Small cities, big impact
According to Tmall's Strategic Consumer Group report, the so-called “Chinese provincial noblewoman” is becoming a key driver of high-end consumption. These affluent women, mainly from the 4- or 5-tier cities of central China, are spending significantly in luxury categories, using shopping channels that go beyond traditional platforms to include live streaming marketplaces. «Through data from Tmall Luxury Pavilion,» says Anny Liu, general manager of Tmall Luxury Pavilion at Alibaba Group, «we noticed that this demographic bracket is mainly composed of affluent women between the ages of 45 and 60 from small towns in China. With their rapidly growing spending power, they integrate luxury into their home life by buying gold jewelry, natural pearls and high-end items. To give a concrete example, during the “Double 11” shopping festival in 2024, spending on luxury items in third- and sixth-tier cities surpassed all other provinces.» According to Bain, although the Chinese luxury market shrank by 18-20% in 2024, this group continues to resist due to lower exposure to debt and isolated wealth.
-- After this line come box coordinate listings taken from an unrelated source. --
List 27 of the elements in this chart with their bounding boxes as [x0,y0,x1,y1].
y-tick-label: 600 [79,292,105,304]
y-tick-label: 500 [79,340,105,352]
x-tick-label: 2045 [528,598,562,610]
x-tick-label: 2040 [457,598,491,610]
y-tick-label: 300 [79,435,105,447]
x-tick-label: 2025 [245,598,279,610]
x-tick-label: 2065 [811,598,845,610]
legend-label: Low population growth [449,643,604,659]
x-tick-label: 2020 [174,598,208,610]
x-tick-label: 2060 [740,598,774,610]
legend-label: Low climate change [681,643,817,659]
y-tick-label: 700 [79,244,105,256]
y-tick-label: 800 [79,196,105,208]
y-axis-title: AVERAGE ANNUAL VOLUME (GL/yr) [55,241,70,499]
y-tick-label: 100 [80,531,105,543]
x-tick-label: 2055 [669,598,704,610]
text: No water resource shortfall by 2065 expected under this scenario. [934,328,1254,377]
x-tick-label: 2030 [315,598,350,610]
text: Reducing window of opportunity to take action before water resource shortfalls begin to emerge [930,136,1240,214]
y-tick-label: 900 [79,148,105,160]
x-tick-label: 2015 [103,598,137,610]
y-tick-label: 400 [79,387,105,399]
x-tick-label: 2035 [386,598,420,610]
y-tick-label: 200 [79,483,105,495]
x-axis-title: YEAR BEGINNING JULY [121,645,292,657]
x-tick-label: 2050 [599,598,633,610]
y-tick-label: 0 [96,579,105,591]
While they continue to prefer logo pieces from Chanel to Louis Vuitton, they are shifting towards more discreet investments such as Cartier's Love bracelets. They invest in trend-driven purchases but prefer affordable luxury backed by celebrities and the most popular KOLs. Unlike their counterparts who live in tier 1 cities and are seeking self-expression, “provincial noblewomen” use luxury to highlight their status within localized social hierarchies.